When etcd is down today we don't specifically handle the error involved, which means clients get a generic 500 error. This commit adds a formal error type internally for both WatchExpired and EtcdUnreachable, and then converts them to api/errors before returning to the client. It also upgrades the client to retry on any 429 or 5xx error that has a Retry-After header, instead of just 429. In combination, this allows the apiserver to exert backpressure on controllers that are hotlooping. Picked 2 seconds by default, but we could potentially ramp that up even further in a future iteration.

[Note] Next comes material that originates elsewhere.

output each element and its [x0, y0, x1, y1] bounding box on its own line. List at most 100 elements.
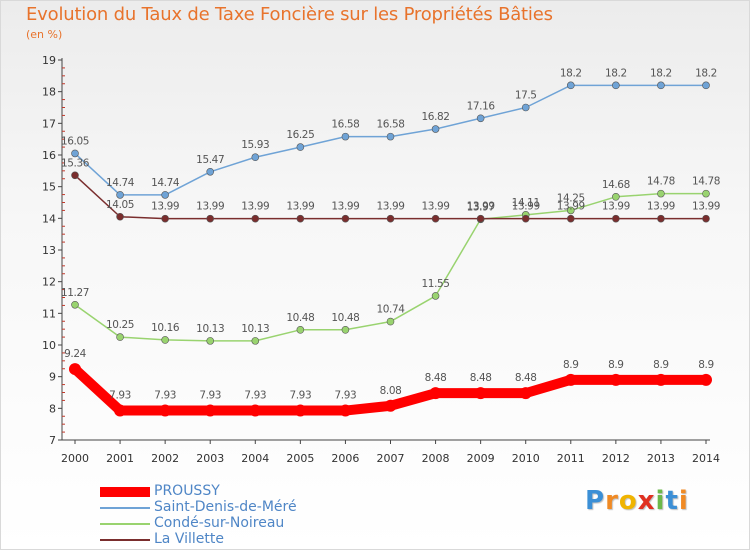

2015-11-04 15:15:01 -05:00
parent ca6fe97275
commit 3da15535b6
8 changed files with 103 additions and 13 deletions
--- a/pkg/registry/generic/etcd/etcd.go
+++ b/pkg/registry/generic/etcd/etcd.go
@@ -182,10 +182,7 @@ func (e *Etcd) ListPredicate(ctx api.Context, m generic.Matcher, options *api.Li
 			trace.Step("About to read single object")
 			err := e.Storage.GetToList(ctx, key, filterFunc, list)
 			trace.Step("Object extracted")
-			if err != nil {
-				return nil, err
-			}
-			return list, nil
+			return list, etcderr.InterpretListError(err, e.EndpointName)
 		}
 		// if we cannot extract a key based on the current context, the optimization is skipped
 	}
@@ -200,10 +197,7 @@ func (e *Etcd) ListPredicate(ctx api.Context, m generic.Matcher, options *api.Li
 	}
 	err = e.Storage.List(ctx, e.KeyRootFunc(ctx), version, filterFunc, list)
 	trace.Step("List extracted")
-	if err != nil {
-		return nil, err
-	}
-	return list, nil
+	return list, etcderr.InterpretListError(err, e.EndpointName)
 }

 // Create inserts a new item according to the unique key from the object.